When I glimpsed the title of this YA novel at my (father’s) local library, I snatched it up right away. A lover – and later critic – of the manic pixie dream girl trope and fan of everything from Garden State to New Girl to 500 Days of Summer to Breakfast at Tiffany’s, seeing a YA novel that subverted this portrayal of the female characters with which I have such a complicated relationship seemed like my dream vacation read.

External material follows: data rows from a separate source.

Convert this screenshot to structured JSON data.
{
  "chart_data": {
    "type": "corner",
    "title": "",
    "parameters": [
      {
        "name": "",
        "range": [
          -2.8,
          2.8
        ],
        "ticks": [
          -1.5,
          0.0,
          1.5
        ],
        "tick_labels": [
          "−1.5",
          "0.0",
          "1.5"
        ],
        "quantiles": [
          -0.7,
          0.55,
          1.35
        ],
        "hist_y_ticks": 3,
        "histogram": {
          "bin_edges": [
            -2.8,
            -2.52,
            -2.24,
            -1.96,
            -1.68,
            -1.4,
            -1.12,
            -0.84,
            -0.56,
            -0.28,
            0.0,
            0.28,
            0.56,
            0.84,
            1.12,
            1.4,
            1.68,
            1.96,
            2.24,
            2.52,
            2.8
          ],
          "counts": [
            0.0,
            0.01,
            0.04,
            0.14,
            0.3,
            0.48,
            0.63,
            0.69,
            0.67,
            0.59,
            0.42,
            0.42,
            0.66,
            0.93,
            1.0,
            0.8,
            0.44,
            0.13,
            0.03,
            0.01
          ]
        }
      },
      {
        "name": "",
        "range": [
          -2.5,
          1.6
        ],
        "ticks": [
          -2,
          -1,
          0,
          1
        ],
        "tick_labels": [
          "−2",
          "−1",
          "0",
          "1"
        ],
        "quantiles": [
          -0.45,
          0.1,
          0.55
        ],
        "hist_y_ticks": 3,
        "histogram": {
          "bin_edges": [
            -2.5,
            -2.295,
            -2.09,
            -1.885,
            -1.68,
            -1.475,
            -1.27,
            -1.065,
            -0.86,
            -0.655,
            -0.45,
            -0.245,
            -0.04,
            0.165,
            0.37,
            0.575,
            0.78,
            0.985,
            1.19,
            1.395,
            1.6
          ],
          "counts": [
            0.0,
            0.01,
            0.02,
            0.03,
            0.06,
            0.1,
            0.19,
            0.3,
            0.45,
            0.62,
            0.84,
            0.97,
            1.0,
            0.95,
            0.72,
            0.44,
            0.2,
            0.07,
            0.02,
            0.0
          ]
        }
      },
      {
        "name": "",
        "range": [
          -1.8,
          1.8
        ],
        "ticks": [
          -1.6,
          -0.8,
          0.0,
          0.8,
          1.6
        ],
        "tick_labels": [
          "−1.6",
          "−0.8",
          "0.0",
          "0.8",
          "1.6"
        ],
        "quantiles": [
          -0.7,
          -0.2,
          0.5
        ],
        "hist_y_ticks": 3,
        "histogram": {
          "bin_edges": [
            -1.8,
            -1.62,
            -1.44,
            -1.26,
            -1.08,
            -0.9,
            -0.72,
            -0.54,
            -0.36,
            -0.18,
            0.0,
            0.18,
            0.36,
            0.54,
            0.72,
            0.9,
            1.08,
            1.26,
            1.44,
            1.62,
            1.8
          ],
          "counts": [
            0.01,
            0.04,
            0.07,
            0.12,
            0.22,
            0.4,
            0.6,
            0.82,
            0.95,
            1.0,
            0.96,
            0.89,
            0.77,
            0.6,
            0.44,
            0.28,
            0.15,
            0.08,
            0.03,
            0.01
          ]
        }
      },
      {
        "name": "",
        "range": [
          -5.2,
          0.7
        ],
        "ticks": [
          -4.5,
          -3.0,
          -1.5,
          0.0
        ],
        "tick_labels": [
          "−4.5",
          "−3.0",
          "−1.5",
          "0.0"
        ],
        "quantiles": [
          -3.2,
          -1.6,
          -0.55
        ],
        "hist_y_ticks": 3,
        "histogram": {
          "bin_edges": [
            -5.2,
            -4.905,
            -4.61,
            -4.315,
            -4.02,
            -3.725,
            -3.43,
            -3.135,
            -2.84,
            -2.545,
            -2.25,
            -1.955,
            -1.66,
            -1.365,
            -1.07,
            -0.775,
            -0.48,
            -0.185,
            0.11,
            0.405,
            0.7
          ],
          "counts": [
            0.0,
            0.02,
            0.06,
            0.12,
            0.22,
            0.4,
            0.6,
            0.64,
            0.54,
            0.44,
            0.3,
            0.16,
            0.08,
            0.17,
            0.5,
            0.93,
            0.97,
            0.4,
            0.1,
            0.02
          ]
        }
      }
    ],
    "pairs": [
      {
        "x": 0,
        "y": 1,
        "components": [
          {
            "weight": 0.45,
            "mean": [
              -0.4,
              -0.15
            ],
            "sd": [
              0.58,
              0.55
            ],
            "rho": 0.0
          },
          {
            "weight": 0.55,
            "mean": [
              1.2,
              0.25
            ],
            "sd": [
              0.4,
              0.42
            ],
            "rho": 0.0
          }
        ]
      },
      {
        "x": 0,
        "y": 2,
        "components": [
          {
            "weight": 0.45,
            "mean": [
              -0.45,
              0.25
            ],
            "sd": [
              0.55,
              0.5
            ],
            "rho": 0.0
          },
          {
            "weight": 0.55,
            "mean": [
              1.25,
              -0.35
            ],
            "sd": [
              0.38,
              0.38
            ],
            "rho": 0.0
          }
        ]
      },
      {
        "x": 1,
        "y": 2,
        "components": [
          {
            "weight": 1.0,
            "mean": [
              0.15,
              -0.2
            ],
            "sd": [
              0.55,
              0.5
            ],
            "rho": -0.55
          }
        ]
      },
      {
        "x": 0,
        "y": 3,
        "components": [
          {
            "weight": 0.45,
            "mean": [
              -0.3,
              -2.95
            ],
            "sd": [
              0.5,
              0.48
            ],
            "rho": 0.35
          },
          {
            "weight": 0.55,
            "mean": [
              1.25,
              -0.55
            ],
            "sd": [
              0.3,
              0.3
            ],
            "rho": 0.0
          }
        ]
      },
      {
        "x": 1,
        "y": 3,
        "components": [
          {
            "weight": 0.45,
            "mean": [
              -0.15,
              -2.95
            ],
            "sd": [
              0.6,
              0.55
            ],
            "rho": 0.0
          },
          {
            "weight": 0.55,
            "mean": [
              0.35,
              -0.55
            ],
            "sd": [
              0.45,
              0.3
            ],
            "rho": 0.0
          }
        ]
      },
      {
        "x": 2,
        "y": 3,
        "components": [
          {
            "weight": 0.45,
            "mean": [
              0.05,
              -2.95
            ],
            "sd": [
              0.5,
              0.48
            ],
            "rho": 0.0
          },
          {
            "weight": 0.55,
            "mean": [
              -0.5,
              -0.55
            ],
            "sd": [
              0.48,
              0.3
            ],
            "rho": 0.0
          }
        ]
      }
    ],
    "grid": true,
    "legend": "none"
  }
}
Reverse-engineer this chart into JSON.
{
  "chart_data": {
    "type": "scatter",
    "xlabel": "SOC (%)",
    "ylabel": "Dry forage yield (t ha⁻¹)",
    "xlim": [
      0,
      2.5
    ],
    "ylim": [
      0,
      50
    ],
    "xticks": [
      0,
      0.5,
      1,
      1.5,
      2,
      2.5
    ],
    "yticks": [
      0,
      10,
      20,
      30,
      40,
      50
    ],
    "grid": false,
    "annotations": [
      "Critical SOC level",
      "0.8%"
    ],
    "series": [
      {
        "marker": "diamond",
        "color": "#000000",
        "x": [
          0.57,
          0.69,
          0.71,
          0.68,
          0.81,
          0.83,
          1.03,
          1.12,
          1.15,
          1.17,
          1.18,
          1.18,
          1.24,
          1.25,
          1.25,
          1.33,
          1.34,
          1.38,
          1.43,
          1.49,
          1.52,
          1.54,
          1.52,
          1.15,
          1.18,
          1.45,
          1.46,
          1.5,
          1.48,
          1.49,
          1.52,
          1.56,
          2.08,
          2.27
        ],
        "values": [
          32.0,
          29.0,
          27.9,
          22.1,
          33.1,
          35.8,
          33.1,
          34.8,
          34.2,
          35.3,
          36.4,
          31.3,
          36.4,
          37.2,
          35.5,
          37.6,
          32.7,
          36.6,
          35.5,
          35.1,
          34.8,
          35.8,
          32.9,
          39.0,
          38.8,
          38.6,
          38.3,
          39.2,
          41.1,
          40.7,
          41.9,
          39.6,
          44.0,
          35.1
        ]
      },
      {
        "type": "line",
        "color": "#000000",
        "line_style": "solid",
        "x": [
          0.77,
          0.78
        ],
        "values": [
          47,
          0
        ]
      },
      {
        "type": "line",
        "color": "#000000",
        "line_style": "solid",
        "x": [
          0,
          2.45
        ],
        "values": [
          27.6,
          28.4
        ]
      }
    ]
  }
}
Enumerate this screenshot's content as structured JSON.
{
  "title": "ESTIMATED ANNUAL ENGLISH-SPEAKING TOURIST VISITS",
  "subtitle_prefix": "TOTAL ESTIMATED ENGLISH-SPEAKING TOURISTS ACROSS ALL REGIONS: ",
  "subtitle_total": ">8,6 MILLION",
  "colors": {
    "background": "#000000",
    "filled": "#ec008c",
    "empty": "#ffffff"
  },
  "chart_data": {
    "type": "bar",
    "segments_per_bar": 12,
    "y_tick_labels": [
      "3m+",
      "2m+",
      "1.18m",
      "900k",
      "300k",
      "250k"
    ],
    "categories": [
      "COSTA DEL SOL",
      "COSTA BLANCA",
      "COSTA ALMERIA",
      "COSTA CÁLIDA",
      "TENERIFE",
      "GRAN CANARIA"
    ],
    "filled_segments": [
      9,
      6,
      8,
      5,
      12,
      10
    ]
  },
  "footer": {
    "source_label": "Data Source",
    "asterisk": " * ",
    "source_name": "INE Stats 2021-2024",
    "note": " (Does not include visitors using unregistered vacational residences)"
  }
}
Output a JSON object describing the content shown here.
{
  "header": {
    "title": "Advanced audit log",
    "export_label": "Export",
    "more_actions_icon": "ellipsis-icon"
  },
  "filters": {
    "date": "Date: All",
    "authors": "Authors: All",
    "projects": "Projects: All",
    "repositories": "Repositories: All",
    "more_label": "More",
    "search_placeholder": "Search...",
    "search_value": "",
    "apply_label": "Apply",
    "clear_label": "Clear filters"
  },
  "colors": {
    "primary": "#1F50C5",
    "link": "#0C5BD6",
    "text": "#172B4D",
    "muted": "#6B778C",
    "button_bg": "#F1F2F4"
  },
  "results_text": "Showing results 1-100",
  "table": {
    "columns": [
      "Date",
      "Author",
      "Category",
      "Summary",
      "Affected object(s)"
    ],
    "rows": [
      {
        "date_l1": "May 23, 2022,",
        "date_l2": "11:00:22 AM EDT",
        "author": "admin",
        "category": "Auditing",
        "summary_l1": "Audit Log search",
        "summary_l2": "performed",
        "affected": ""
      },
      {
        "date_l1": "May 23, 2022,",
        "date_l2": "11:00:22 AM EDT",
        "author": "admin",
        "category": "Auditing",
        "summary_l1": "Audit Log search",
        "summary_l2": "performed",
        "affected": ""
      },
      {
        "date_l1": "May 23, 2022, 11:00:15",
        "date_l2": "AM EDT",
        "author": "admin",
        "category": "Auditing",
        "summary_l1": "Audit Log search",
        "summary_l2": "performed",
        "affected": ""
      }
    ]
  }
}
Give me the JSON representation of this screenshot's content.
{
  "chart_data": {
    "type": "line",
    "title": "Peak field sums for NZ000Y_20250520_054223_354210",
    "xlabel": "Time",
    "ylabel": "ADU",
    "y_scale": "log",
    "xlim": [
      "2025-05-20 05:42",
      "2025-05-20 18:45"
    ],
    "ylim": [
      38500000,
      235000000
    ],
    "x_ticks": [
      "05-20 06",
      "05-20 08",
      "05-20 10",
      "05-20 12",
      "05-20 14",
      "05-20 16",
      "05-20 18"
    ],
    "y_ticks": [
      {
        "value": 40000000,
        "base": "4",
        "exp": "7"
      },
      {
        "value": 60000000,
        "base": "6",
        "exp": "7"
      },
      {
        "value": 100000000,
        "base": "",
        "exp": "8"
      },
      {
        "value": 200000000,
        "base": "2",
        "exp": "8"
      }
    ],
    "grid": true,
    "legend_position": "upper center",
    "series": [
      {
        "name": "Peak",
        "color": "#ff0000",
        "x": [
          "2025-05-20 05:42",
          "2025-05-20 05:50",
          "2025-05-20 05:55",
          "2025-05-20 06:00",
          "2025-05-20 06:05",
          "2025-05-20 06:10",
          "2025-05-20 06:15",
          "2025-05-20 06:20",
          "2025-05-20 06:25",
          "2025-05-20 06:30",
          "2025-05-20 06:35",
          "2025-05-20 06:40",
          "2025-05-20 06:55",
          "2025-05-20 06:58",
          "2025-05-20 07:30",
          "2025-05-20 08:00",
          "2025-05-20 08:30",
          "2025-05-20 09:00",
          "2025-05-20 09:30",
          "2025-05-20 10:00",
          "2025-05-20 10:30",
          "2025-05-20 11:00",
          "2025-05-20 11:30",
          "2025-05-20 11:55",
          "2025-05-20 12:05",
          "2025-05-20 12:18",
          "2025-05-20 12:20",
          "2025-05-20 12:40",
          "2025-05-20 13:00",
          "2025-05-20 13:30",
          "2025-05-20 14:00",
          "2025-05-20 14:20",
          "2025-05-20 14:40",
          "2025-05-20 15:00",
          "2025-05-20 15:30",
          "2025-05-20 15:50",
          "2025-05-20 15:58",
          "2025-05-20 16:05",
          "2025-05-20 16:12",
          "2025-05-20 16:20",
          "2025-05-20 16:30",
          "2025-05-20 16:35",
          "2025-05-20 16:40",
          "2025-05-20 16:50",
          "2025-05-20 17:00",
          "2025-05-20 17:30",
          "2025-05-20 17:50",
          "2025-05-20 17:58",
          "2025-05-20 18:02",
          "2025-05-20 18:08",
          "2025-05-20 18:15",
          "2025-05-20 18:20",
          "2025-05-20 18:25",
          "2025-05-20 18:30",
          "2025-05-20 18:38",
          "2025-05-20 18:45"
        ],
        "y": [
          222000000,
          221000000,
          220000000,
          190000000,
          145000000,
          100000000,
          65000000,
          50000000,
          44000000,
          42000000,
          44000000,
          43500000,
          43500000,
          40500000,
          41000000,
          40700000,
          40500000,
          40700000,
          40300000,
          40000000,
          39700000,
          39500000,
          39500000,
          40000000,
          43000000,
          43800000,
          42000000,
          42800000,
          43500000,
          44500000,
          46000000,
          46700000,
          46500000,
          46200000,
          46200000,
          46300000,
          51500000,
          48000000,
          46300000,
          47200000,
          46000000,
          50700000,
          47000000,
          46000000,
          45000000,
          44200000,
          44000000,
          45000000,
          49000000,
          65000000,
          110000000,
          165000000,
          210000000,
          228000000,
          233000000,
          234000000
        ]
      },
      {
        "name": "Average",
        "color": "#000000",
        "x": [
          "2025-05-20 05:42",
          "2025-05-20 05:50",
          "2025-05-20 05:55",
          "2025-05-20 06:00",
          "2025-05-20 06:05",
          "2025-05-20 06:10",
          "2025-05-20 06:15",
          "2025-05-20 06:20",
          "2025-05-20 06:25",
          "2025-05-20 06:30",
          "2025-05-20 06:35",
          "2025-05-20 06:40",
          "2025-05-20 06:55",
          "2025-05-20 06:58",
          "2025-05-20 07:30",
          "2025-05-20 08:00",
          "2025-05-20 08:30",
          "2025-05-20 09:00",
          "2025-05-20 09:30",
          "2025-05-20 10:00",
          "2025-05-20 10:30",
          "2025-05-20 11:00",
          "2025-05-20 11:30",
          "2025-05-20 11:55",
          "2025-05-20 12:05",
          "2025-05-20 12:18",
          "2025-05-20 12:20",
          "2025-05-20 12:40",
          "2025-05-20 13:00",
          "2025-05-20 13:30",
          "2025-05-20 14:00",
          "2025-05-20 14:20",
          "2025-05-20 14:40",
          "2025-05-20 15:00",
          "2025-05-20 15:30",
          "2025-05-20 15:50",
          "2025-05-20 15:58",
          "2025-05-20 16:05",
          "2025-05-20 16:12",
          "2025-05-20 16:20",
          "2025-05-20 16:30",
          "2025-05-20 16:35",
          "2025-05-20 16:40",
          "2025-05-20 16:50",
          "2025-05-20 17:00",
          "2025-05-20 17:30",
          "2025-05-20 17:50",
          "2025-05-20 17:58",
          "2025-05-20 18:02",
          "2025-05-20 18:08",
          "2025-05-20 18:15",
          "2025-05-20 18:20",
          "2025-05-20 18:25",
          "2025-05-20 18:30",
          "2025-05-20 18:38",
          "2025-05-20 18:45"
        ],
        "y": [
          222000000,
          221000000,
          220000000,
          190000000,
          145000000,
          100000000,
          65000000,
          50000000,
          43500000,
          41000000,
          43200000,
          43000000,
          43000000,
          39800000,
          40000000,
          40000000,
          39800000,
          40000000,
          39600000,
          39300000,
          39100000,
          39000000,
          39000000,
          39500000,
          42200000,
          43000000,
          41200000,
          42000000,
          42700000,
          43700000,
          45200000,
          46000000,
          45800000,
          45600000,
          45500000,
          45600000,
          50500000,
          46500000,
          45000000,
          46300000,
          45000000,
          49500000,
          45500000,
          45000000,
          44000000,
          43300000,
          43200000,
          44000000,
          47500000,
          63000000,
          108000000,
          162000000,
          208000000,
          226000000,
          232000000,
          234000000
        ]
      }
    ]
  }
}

And for some reason, it just… wasn’t.
I’m pretty famous in my close circle for finishing books even when I don’t like them, and those around me heard me complaining about this one and kept telling me to put it down, to pick up something else. But this was about more than my obsessive need to finish every book I started. No, this was more.
Why didn’t I like it?
Was it its predictability, the way in which the endgame was set up so clearly from page 1 it seemed as though I had to be wrong in guessing that that was where the book was going? (Spoiler alert: it went there.) Was it the fact that the main character was so un-self-aware as to be, not just unlikeable, but impossible to empathize with? Was it the fact that, in subverting one trope, it somehow managed to play into so many others (girls hating girls, gay self-loathing)?
The reality is that it’s probably a combination of all of these things… and yet I’m glad I soldiered on. Because the moment of true subversion of the manic pixie dream girl trope is so unpredictable it positively tickled me, and that instant made the entire reading experience worth it.